Desenvolvimento da Autonomia: As metodologias ativas encorajam a autonomia dos alunos em seu processo de aprendizagem. Eles são estimulados a tomar decisões, definir seus objetivos, selecionar estratégias de estudo e avaliar seu próprio progresso.
Resolução de Problemas Reais: Muitas metodologias ativas, como a Aprendizagem Baseada em Projetos e a Aprendizagem Baseada em Problemas, envolvendo os alunos na resolução de problemas reais. Isso permite que eles apliquem o conhecimento teórico na prática e percebam a inspiração da aprendizagem para a solução de questões do mundo real.
Melhoria da Retenção do Conhecimento: A participação ativa dos alunos em atividades de aprendizagem aumenta a retenção do conhecimento. Ao aprender fazendo, discutindo e ensinando os colegas, os alunos internalizam melhor os conteúdos.
Fomento da Criatividade: As metodologias ativas estimulam a criatividade dos alunos, já que muitos deles envolvem a busca por soluções inovadoras para problemas complexos. A criatividade é uma habilidade valiosa para enfrentar os desafios do mundo contemporâneo.
Desenvolvimento da Autoconfiança: Ao se envolverem em atividades ativas, os alunos ganham mais confiança em suas habilidades e conhecimentos. Eles se tornam mais dispostos a participar, expressar suas ideias e assumir a responsabilidade por sua aprendizagem.

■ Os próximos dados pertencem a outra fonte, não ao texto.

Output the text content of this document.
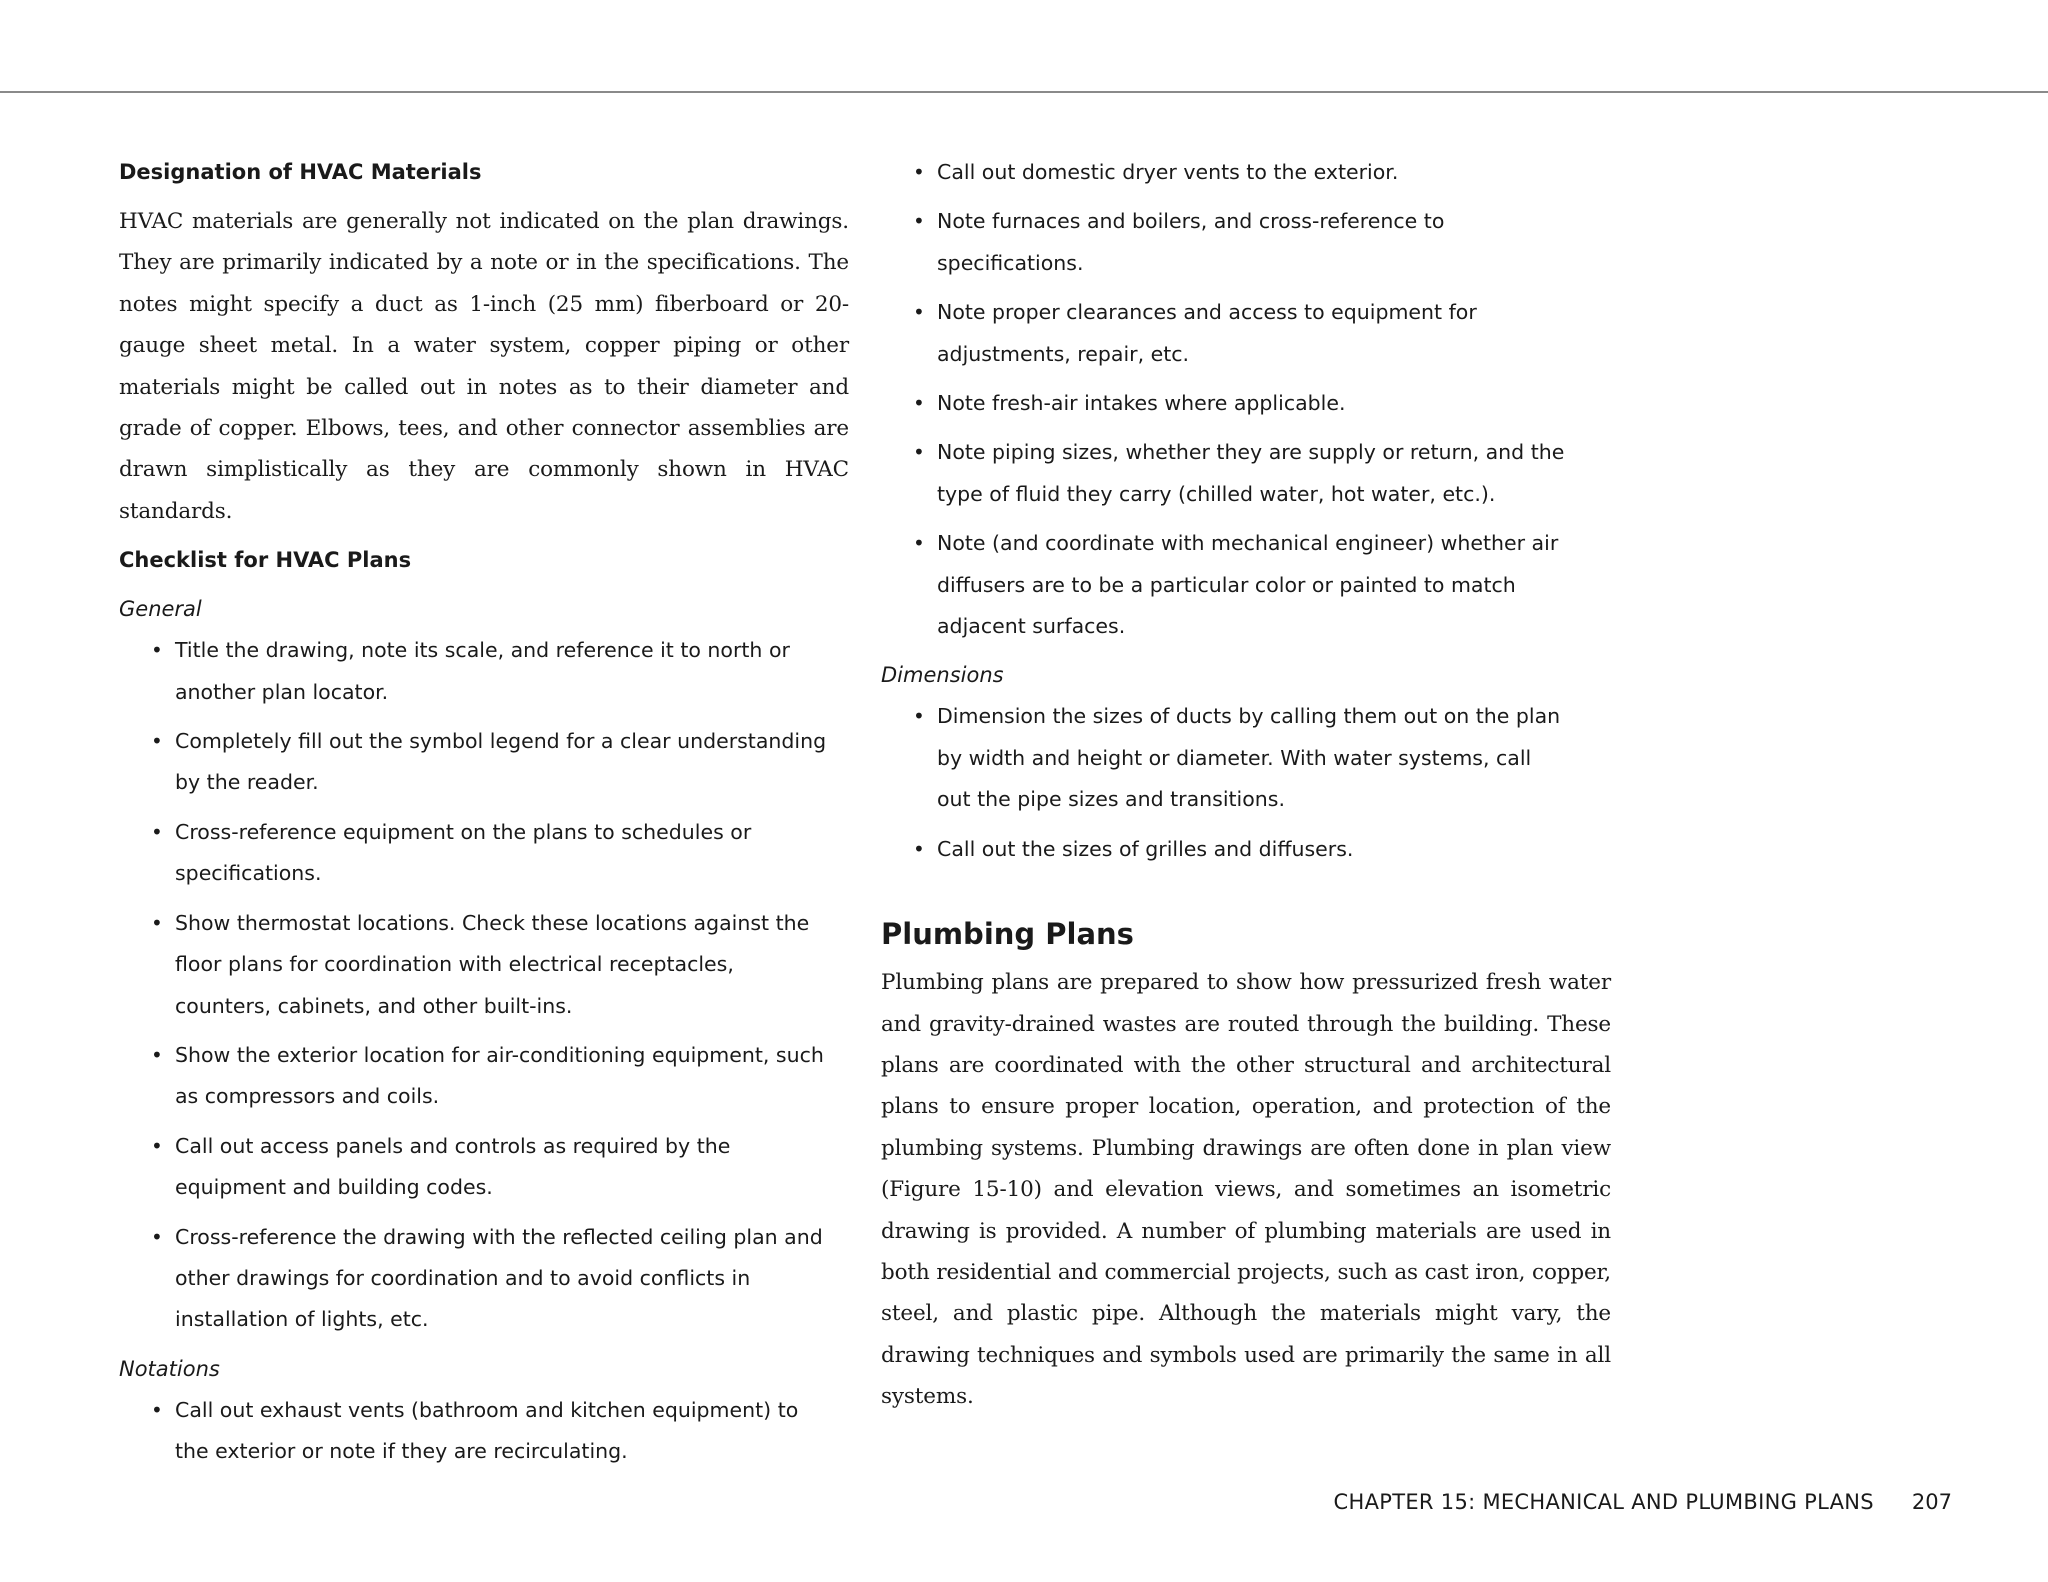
Designation of HVAC Materials

HVAC materials are generally not indicated on the plan drawings. They are primarily indicated by a note or in the specifications. The notes might specify a duct as 1-inch (25 mm) fiberboard or 20-gauge sheet metal. In a water system, copper piping or other materials might be called out in notes as to their diameter and grade of copper. Elbows, tees, and other connector assemblies are drawn simplistically as they are commonly shown in HVAC standards.

Checklist for HVAC Plans
General
• Title the drawing, note its scale, and reference it to north or another plan locator.
• Completely fill out the symbol legend for a clear understanding by the reader.
• Cross-reference equipment on the plans to schedules or specifications.
• Show thermostat locations. Check these locations against the floor plans for coordination with electrical receptacles, counters, cabinets, and other built-ins.
• Show the exterior location for air-conditioning equipment, such as compressors and coils.
• Call out access panels and controls as required by the equipment and building codes.
• Cross-reference the drawing with the reflected ceiling plan and other drawings for coordination and to avoid conflicts in installation of lights, etc.
Notations
• Call out exhaust vents (bathroom and kitchen equipment) to the exterior or note if they are recirculating.
• Call out domestic dryer vents to the exterior.
• Note furnaces and boilers, and cross-reference to specifications.
• Note proper clearances and access to equipment for adjustments, repair, etc.
• Note fresh-air intakes where applicable.
• Note piping sizes, whether they are supply or return, and the type of fluid they carry (chilled water, hot water, etc.).
• Note (and coordinate with mechanical engineer) whether air diffusers are to be a particular color or painted to match adjacent surfaces.
Dimensions
• Dimension the sizes of ducts by calling them out on the plan by width and height or diameter. With water systems, call out the pipe sizes and transitions.
• Call out the sizes of grilles and diffusers.
Plumbing Plans

Plumbing plans are prepared to show how pressurized fresh water and gravity-drained wastes are routed through the building. These plans are coordinated with the other structural and architectural plans to ensure proper location, operation, and protection of the plumbing systems. Plumbing drawings are often done in plan view (Figure 15-10) and elevation views, and sometimes an isometric drawing is provided. A number of plumbing materials are used in both residential and commercial projects, such as cast iron, copper, steel, and plastic pipe. Although the materials might vary, the drawing techniques and symbols used are primarily the same in all systems.

CHAPTER 15: MECHANICAL AND PLUMBING PLANS 207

Preparação para a Vida Profissional: As metodologias ativas preparam os alunos para enfrentar os desafios da vida profissional, que exigem habilidades além do mero domínio de conteúdos teóricos. Trabalho em equipe, resolução de problemas e liderança são competências valorizadas no mercado de trabalho.
Em resumo, as metodologias ativas são fundamentais para a promoção de um ensino mais efetivo, centrado no aluno e que favorece o desenvolvimento de habilidades essenciais para o sucesso pessoal e profissional. Ao adotar essas abordagens, os educadores criam ambientes de aprendizagem dinâmicos e estimulantes, nos quais os alunos são protagonistas do próprio conhecimento.
A solução para a educação está longe de ser alcançada, entretanto, é preciso seguir na batalha diária e conquistar uma vitória por vez. Aceitando os fracassos e reinventando maneiras de formar cidadão críticos e éticos para uma sociedade justa e igualitária.
Eu sou Siliane Nunes, professora de geografia da Educação básica de Alagoas.